Key Features and Innovation:

• Cooling passage with a hollow member reducing cooling capabilities.
• Hollow member with a smaller exit opening than the original passage.
• Material of the hollow member has a higher melt temperature than the operating temperature.
• Ability to modify cooling profiles to optimize cooling efficiency.

Potential Applications: This technology can be applied in various turbine systems, such as aircraft engines, power plants, and industrial machinery.

Problems Solved:

• Efficient cooling of turbine system components.
• Identifying and reducing excess cooling in specific passages.
• Enhancing overall performance and longevity of turbine systems.

Benefits:

• Improved thermal management.
• Increased efficiency and performance.
• Cost-effective cooling solutions.
• Extended lifespan of turbine system components.

Commercial Applications: Potential commercial applications include aerospace, energy generation, and manufacturing industries for enhancing turbine system performance and reliability.

Prior Art: Readers can explore prior patents related to turbine system cooling technologies, materials with high melt temperatures, and thermal management systems in turbine components.

Frequently Updated Research: Stay updated on advancements in turbine system cooling technologies, materials science for high-temperature applications, and thermal management strategies in industrial machinery.

Questions about Turbine System Component Cooling: 1. What are the key benefits of using a hollow member to reduce cooling capabilities in turbine system components? 2. How does the material of the hollow member contribute to the effectiveness of the cooling passage design?

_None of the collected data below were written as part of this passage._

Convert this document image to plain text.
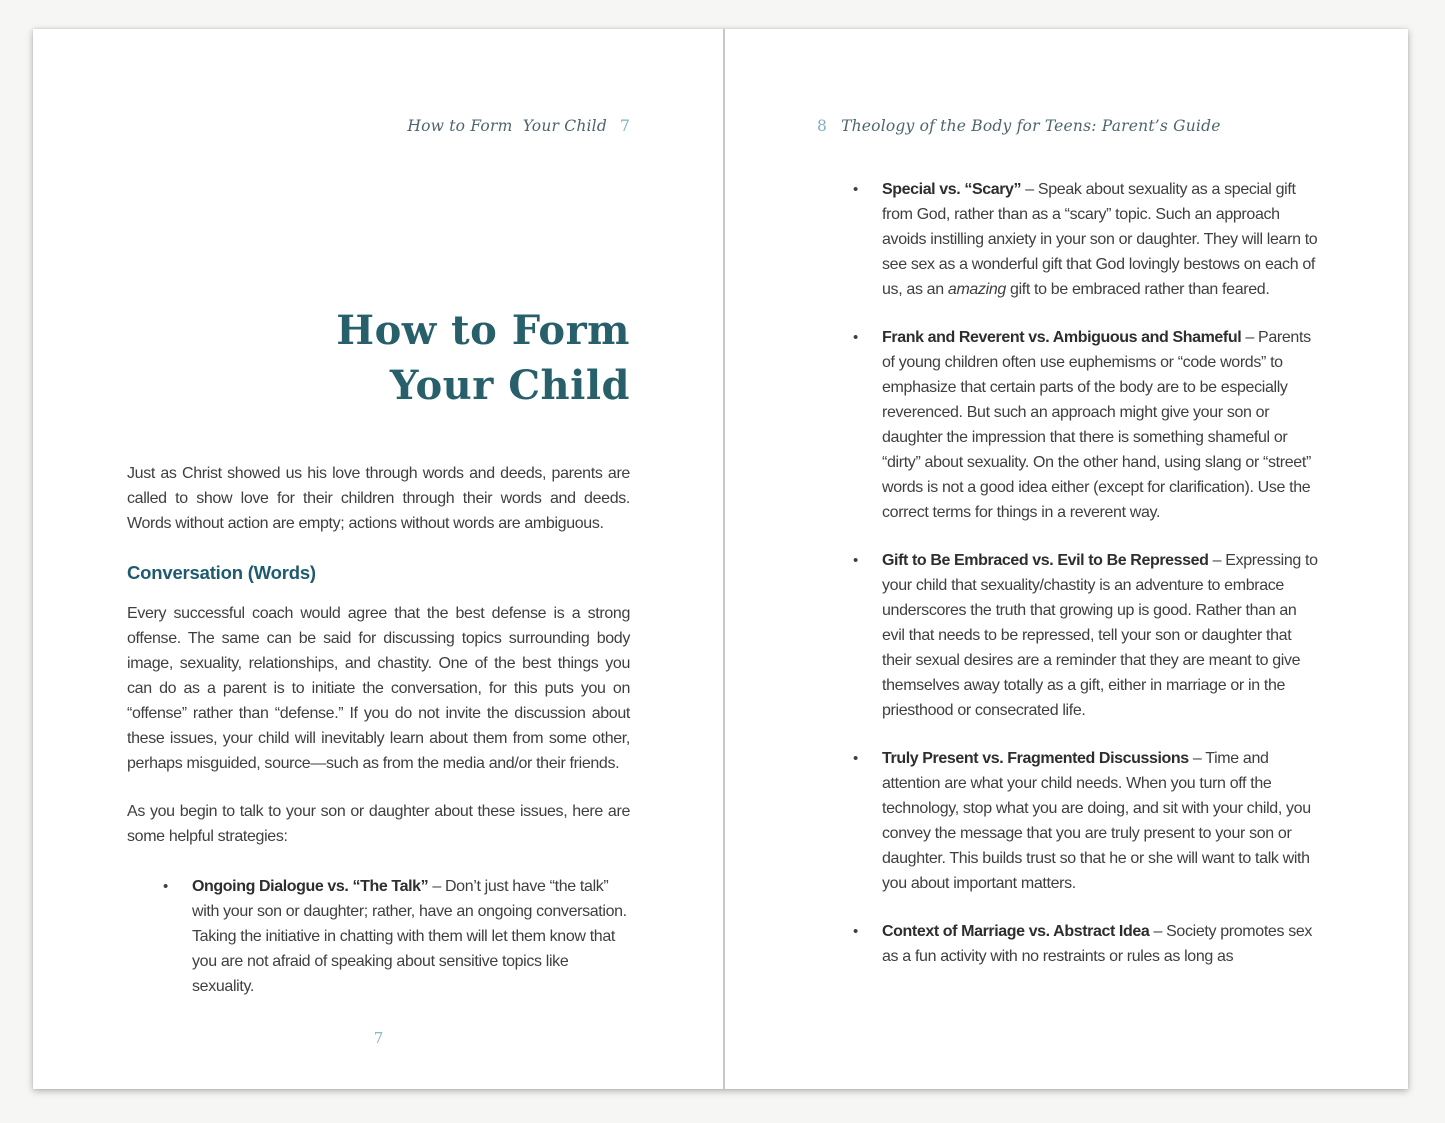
How to Form  Your Child 7
How to Form
Your Child

Just as Christ showed us his love through words and deeds, parents are called to show love for their children through their words and deeds. Words without action are empty; actions without words are ambiguous.

Conversation (Words)

Every successful coach would agree that the best defense is a strong offense. The same can be said for discussing topics surrounding body image, sexuality, relationships, and chastity. One of the best things you can do as a parent is to initiate the conversation, for this puts you on “offense” rather than “defense.” If you do not invite the discussion about these issues, your child will inevitably learn about them from some other, perhaps misguided, source—such as from the media and/or their friends.

As you begin to talk to your son or daughter about these issues, here are some helpful strategies:

•	Ongoing Dialogue vs. “The Talk” – Don’t just have “the talk” with your son or daughter; rather, have an ongoing conversation. Taking the initiative in chatting with them will let them know that you are not afraid of speaking about sensitive topics like sexuality.
7
8 Theology of the Body for Teens: Parent’s Guide
•	Special vs. “Scary” – Speak about sexuality as a special gift from God, rather than as a “scary” topic. Such an approach avoids instilling anxiety in your son or daughter. They will learn to see sex as a wonderful gift that God lovingly bestows on each of us, as an amazing gift to be embraced rather than feared.
•	Frank and Reverent vs. Ambiguous and Shameful – Parents of young children often use euphemisms or “code words” to emphasize that certain parts of the body are to be especially reverenced. But such an approach might give your son or daughter the impression that there is something shameful or “dirty” about sexuality. On the other hand, using slang or “street” words is not a good idea either (except for clarification). Use the correct terms for things in a reverent way.
•	Gift to Be Embraced vs. Evil to Be Repressed – Expressing to your child that sexuality/chastity is an adventure to embrace underscores the truth that growing up is good. Rather than an evil that needs to be repressed, tell your son or daughter that their sexual desires are a reminder that they are meant to give themselves away totally as a gift, either in marriage or in the priesthood or consecrated life.
•	Truly Present vs. Fragmented Discussions – Time and attention are what your child needs. When you turn off the technology, stop what you are doing, and sit with your child, you convey the message that you are truly present to your son or daughter. This builds trust so that he or she will want to talk with you about important matters.
•	Context of Marriage vs. Abstract Idea – Society promotes sex as a fun activity with no restraints or rules as long as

Original Abstract Submitted

A turbine system component includes a body having an exterior surface, and a cooling passage defined in the body. The cooling passage has a first cross-sectional area in the body. The component also includes a hollow member defining a first exit opening at the exterior surface of the body and coupled in the cooling passage. The hollow member, at the first exit opening, has a second cross-sectional area that is less than the first cross-sectional area, creating an exit opening with a smaller dimension than the original cooling passage. The hollow member is made of a material having a melt temperature higher than an operating temperature of the turbine system. The hollow member(s) reduces the cooling capabilities of the cooling passage. A cooling profile of the component can be generated to identify those cooling passages having excess cooling so they can have their exit openings reduced in cross-sectional area.